When I met you, I was huddled on the couch, and you would spend an hour persuading me to put my feet on the floor. Or just to unfurl enough to take a breath.
Later, we opened rooms, forbidden ordinary rooms, terrifying harmless rooms. An hour was enough, for those domestic journeys. After an hour I needed to rest.
One day you took me into the attic, and we looked out of the dusty windows together, and I saw the horizon for the first time in many years. And I wanted it.
Now I return to you after voyages of discovery, show you my shells and the tentacle marks on my arm from the giant squid. Show you on the map where I fell down the well and couldn’t get out for many days, until I remembered how you taught me to climb the ladder to the attic.

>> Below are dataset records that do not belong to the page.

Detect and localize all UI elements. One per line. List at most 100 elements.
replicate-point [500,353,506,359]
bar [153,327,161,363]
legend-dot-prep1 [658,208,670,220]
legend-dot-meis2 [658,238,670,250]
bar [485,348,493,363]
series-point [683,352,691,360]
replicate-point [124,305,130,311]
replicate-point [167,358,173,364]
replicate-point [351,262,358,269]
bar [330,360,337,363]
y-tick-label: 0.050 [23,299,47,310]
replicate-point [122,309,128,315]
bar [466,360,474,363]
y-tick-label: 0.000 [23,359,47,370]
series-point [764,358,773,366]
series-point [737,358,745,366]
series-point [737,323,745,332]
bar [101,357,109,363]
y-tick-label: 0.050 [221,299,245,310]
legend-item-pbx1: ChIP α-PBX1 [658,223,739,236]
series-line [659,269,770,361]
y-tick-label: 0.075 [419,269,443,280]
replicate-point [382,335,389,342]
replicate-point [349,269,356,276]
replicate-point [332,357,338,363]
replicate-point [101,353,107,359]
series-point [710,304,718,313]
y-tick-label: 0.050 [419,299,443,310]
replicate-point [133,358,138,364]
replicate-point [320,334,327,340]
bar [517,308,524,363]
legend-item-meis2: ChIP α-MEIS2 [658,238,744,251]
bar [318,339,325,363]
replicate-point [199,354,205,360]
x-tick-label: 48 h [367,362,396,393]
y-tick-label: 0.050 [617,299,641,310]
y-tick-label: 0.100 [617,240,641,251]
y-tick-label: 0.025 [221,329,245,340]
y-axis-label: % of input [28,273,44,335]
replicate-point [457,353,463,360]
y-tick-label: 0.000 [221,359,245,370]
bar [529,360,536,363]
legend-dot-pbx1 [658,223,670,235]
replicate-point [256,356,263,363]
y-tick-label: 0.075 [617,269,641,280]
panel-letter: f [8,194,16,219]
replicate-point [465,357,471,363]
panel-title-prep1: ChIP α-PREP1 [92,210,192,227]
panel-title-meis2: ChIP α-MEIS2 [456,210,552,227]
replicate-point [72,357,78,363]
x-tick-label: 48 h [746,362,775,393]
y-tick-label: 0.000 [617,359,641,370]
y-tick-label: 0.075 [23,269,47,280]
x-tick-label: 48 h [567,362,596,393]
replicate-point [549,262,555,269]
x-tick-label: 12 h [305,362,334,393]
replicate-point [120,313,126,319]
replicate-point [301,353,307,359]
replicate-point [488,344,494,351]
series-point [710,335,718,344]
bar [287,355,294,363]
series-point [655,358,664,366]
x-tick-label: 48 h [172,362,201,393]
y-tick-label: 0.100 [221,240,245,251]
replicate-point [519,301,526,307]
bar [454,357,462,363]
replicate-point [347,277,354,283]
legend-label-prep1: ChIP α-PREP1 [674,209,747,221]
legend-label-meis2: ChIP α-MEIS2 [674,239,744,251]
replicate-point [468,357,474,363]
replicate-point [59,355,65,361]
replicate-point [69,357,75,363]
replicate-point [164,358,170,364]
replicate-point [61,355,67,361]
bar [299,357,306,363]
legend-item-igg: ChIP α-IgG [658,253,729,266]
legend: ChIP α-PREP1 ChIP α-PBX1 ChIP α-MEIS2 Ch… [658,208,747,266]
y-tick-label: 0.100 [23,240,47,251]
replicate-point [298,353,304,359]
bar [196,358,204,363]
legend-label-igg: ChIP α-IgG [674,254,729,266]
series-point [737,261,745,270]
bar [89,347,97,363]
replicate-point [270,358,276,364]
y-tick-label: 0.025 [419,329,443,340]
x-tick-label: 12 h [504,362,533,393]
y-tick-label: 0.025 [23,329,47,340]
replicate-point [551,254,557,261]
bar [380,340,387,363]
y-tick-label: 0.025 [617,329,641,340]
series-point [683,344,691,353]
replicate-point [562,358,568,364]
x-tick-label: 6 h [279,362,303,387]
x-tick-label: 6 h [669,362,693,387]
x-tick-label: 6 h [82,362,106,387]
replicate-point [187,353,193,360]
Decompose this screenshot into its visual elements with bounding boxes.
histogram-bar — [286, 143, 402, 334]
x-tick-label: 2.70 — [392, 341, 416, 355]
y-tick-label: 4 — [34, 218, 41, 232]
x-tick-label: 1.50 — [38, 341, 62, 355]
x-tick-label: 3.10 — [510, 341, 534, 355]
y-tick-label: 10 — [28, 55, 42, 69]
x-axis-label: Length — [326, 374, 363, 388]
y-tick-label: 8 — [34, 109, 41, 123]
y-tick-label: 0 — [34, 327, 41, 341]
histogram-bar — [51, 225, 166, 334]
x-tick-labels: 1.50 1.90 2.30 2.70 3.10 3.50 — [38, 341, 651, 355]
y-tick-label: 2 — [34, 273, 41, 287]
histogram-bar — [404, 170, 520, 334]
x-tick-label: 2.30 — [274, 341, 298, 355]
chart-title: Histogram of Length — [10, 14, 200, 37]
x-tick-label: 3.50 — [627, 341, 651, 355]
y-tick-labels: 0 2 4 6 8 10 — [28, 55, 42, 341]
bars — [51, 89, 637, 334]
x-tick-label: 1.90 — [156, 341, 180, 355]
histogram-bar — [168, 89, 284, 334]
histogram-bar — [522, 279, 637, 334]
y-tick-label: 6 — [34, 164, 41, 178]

I think there are people out there. I’ve seen the smoke from their camp fires. I’ve heard them singing at night.
An hour isn’t anywhere near enough. Not for the discoveries and the triumphs, not for the dark places I ran from, the fears that turned me away from approaching the camp fires. So now I have to choose. No longer the simplicity of just the couch, and the floor, and my feet.
I know now that hour isn’t supposed to be enough. I shouldn’t fit into it, and I shouldn’t wish for it to expand. I am supposed to outgrow it, and take my stories and my scars and my fears and the view to that horizon out in to a much larger space.
This is adolescence. I’m not ready to leave. But I’m ready to start wanting to.